Je ne raconte pas tout ici. Je n’en parle que si cela fait sens dans la grande histoire.
J’ai cette conviction chevillée au corps que beaucoup de nos petites histoires racontent une histoire plus grande, celle de notre vie et du chemin qu’on suit l’air de rien. Ces petites histoires, peu importe la façon dont elles se terminent, en bien, en mal, en rien, elles ont une forme d’importance qui n’est pas proportionnée à leur durée. Un mec d’une nuit peut nous apporter bien plus qu’une histoire de deux ans. Ce sont des passages qui emmènent quelque part, où, on ne sait pas encore. On le saura à la toute fin, mais ce sont elles qui font de notre vie une histoire en continu qui avance, encore et encore.
Après deux ans avec un mec qui clamait ses grands dieux ne pas être amoureux de moi, à qui je plaisais pas assez, je me demandais si c’était encore possible qu’on puisse me trouver chouette et craquer un peu. Face à ça, j’avais fini par verrouiller mon cœur, moi l’amoureuse chronique qui trouve des crushs (consentants, hein) dans les ténèbres d’une rave et qui adore se laisser porter par cette magie-là. Tant et si bien que le quitter avait été une libération, mon cœur méritait mieux que ça. Il méritait de s’emballer encore. Après tout, la grande histoire n’était pas terminée.
Alors, au beau milieu de cet hiver, quand il faisait froid et gris, je n’ai rien trouvé de mieux à faire que d’avoir un sacré crush sur un type rencontré dans un bar. Motif : j’avais adoré son sourire. On a échangé un regard, il m’a dit un truc sans importance, et il a allumé une petite étincelle de joie au fond de moi. Tiens, coucou toi ! Ça faisait longtemps !

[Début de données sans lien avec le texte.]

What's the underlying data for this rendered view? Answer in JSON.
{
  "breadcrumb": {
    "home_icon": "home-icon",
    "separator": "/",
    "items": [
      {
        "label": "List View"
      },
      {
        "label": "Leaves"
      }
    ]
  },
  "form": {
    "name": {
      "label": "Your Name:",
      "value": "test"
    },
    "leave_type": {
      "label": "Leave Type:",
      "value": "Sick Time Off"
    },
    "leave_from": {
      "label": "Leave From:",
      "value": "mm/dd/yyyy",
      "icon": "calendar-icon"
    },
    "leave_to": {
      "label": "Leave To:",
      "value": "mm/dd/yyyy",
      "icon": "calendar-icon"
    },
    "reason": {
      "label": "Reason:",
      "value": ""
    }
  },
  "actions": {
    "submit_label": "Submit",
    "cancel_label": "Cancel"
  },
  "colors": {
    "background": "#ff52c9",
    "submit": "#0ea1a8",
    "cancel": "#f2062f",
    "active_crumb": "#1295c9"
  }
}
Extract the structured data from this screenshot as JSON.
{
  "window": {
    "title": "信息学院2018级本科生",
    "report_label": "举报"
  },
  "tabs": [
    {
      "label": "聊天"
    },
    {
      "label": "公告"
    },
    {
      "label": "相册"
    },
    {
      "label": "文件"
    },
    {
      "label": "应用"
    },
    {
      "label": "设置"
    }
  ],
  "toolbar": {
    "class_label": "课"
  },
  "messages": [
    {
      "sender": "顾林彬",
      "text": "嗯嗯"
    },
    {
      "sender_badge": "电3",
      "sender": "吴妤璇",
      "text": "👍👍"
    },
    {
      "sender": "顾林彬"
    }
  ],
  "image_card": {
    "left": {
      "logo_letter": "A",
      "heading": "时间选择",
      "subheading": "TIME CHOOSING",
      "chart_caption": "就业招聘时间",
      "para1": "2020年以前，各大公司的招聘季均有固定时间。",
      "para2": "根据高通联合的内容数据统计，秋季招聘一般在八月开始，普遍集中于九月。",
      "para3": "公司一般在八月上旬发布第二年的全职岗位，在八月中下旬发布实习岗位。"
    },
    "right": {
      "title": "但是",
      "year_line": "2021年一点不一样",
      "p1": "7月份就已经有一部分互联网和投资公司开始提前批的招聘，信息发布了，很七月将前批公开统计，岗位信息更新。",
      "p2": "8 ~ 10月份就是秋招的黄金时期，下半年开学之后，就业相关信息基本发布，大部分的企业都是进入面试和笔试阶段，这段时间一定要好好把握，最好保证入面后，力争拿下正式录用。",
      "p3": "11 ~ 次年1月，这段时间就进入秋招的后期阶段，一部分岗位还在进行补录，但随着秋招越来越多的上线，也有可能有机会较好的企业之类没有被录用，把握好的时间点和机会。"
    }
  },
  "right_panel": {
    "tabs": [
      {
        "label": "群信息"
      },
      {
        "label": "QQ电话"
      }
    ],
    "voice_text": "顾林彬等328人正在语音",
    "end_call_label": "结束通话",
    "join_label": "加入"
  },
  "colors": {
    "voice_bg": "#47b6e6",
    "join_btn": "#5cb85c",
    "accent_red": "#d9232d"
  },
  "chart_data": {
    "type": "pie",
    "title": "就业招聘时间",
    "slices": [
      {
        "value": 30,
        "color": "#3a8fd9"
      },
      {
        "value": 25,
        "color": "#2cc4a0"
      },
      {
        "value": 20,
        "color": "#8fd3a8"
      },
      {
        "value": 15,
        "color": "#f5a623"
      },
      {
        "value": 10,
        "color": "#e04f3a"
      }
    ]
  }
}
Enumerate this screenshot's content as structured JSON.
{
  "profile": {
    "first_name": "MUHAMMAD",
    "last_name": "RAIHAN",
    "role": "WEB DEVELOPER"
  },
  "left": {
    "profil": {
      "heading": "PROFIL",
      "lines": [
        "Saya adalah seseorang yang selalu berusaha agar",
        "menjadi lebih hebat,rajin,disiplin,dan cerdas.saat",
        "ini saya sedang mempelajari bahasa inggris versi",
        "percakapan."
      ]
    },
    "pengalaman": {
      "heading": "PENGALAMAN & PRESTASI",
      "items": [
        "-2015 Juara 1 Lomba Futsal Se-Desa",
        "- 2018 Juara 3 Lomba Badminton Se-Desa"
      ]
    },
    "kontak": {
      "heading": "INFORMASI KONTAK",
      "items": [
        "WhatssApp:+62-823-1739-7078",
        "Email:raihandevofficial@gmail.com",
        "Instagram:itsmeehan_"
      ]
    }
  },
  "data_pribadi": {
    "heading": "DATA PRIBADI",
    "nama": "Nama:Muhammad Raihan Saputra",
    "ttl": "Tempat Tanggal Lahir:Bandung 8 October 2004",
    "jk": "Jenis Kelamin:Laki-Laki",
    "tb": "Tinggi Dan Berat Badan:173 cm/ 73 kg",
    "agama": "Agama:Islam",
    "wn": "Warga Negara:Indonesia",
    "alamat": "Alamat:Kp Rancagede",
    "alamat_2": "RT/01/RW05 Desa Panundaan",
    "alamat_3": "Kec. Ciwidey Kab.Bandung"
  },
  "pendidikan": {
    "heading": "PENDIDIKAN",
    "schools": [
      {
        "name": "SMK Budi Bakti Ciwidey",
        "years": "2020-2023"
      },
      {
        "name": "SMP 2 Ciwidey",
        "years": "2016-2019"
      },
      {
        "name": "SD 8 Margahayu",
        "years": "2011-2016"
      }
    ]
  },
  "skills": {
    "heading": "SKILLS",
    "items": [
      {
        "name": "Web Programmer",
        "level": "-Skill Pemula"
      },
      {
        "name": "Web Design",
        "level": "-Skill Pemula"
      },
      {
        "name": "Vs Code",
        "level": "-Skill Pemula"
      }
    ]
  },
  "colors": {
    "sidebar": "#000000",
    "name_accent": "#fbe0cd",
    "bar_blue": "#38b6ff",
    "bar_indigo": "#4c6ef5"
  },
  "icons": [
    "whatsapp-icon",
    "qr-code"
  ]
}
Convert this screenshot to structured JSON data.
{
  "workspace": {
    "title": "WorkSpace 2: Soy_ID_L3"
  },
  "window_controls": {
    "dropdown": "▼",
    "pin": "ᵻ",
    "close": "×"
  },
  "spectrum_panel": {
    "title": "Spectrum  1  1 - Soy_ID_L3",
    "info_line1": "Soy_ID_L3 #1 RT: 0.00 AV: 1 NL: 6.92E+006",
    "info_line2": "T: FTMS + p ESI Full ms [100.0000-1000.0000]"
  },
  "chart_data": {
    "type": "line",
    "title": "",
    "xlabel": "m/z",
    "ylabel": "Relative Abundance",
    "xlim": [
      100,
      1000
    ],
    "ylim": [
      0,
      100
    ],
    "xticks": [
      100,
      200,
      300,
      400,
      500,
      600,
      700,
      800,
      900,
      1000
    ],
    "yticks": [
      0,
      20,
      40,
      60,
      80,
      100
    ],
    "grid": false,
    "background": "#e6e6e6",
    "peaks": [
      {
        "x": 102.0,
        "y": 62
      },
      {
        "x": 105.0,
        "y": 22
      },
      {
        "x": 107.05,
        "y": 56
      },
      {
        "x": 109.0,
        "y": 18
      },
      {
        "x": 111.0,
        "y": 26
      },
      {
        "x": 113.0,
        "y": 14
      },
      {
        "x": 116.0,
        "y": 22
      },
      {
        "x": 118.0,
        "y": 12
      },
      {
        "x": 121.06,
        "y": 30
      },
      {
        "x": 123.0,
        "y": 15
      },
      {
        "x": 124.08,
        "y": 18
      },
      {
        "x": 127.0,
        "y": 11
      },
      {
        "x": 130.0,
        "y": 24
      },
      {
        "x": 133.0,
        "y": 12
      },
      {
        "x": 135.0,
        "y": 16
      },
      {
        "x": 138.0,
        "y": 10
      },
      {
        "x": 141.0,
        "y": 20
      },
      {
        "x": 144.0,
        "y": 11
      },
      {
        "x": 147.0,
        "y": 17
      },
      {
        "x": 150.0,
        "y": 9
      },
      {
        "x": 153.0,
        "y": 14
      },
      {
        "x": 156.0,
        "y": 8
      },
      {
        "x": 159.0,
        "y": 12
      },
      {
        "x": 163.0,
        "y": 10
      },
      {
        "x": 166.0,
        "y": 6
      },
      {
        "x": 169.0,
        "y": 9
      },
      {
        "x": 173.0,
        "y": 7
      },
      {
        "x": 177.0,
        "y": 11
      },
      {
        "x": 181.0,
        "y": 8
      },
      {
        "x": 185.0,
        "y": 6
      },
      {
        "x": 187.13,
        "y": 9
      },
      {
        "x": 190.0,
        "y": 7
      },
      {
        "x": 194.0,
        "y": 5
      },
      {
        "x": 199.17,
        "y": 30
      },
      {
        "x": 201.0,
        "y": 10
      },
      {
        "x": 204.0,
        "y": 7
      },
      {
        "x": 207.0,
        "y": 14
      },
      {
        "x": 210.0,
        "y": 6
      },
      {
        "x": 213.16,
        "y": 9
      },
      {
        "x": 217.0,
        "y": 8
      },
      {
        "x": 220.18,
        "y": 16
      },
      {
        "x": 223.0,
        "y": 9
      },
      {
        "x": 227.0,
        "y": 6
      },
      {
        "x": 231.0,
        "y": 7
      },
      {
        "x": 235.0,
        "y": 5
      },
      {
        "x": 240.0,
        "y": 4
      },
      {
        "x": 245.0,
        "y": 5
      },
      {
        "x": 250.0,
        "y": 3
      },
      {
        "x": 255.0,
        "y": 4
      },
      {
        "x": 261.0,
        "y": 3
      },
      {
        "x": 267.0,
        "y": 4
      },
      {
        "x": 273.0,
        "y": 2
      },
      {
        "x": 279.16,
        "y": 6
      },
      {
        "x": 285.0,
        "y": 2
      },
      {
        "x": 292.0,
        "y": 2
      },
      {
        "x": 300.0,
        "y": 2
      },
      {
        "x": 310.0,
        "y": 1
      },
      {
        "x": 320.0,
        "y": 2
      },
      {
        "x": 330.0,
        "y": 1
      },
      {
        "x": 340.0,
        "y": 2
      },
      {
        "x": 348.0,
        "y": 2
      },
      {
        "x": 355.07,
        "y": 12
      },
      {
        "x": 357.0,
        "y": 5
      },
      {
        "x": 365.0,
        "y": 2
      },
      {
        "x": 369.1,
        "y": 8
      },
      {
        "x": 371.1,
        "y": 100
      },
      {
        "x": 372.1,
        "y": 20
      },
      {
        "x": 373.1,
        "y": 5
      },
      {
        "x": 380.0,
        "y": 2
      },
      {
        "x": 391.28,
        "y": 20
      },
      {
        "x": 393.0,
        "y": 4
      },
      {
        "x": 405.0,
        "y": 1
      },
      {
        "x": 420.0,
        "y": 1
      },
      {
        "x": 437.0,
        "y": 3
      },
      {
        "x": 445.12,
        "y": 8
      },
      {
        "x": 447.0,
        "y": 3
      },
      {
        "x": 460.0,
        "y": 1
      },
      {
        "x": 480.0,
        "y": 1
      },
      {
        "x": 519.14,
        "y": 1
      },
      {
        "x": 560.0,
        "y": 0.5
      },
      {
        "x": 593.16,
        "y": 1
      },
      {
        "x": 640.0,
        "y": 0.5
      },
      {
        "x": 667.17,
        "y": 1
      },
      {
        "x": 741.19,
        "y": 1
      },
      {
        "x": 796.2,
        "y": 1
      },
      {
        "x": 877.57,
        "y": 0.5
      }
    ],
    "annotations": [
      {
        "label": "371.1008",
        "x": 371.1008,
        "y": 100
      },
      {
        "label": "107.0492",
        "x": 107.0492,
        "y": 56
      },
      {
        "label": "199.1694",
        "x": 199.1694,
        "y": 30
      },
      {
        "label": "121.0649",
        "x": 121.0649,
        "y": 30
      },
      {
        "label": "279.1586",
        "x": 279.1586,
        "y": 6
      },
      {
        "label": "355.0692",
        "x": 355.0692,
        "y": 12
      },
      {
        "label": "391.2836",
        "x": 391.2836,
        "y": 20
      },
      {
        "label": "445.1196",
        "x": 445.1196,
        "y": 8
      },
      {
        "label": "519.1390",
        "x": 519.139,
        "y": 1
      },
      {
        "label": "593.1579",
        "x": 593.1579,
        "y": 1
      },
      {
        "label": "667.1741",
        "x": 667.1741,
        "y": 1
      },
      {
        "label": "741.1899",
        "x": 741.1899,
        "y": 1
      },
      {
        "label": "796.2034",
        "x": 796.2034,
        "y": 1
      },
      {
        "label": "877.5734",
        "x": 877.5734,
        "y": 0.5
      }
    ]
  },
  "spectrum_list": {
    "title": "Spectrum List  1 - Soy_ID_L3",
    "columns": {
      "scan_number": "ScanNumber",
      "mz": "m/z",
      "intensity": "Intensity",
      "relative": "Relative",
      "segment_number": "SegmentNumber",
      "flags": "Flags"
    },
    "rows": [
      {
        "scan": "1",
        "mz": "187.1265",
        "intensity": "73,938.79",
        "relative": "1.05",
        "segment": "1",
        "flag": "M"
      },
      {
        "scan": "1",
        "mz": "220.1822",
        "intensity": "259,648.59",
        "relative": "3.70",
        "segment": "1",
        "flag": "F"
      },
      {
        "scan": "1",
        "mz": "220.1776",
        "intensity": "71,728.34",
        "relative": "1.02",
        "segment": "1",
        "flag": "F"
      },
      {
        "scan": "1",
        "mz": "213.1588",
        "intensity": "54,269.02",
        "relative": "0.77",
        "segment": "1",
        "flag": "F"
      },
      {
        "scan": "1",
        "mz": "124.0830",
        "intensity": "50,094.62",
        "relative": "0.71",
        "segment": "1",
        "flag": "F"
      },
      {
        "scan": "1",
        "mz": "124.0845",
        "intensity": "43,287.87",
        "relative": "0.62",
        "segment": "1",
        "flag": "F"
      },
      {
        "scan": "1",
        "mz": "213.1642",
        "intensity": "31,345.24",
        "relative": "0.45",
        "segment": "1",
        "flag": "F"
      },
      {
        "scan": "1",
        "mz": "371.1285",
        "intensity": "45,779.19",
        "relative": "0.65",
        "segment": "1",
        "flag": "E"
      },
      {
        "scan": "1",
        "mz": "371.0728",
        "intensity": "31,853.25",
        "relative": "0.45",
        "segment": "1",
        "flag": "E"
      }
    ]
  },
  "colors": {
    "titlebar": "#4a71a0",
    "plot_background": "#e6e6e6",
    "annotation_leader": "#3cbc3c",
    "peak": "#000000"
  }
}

Je lui ai dit qu’il avait un sourire à mourir et ça a eu l’air de le surprendre. J’ai foncé, il ne s’est pas débattu longtemps. Entre lui et moi, il y a eu comme un petit feu de joie, des petites flammes qui ont dansé au rythme de la musique l’espace d’une soirée. On se connaissait à peine, mais c’était comme si c’était parfaitement normal d’être là à s’embrasser, dans cette bulle de connerie qu’on s’était créée l’espace de quelques heures. Il m’a dit : « on s’aime vraiment bien, toi et moi, non ? ». Oui, on s’aimait bien.
A la fin, un peu sonnés, on s’est regardés en se demandant ce qu’il s’était passé au juste :
« un coup de cœur, je crois.
- Ah ? et bah je m’attendais pas à ça »
Malheureusement, il n’était pas libre, alors j’ai remisé ces moments partagés dans un coin de mon cerveau, et c’était un endroit très doux, où j’aimais bien retourner.
Comme la vie est farceuse et que je sors beaucoup, je suis retombée sur lui par hasard au beau milieu d’une foule de club. Les distances n’ont pas duré, et le feu de joie et de connerie est reparti, pouf, comme ça, sans vraiment avoir besoin de souffler sur les braises. C’était reparti pour une soirée dans cette bulle hors du temps et de l’espace. Ce garçon, il me chamboule. J’adore jusqu’à sa façon de tourner ses messages, avec plein de virgules.
Moi, les virgules, ça m’émeut.
J’ai quand même demandé à la pote qui m’accompagnait si j’étais dingue, si j’avais basculé dans l’érotomanie la plus complète : « Non, non je t’assure, vous vous attirez comme deux aimants ».
Cette petite histoire, c’était quand même une sacré tuile. Alors, le lendemain j’étais dans une sacré en détresse en pensant à ce guêpier.
Le truc c’est que j’ai décidé il y a déjà plusieurs mois que je m’aimais trop pour me mettre dans des situations qui allaient me faire souffrir. Plus jamais. La vie est trop courte pour se morfondre, trop courte pour perdre son temps avec un mec qui n’est pas all-in.
Alors j’ai fini par lui écrire le récit de notre histoire, pour lui raconter la magie de ces soirées, avec plein de virgules. Mais j’allais me débrouiller pour tirer un trait, je trouverais bien une méthode, un truc, une échappatoire. Je me débrouille toujours. Après tout, j’en ai vu d’autres.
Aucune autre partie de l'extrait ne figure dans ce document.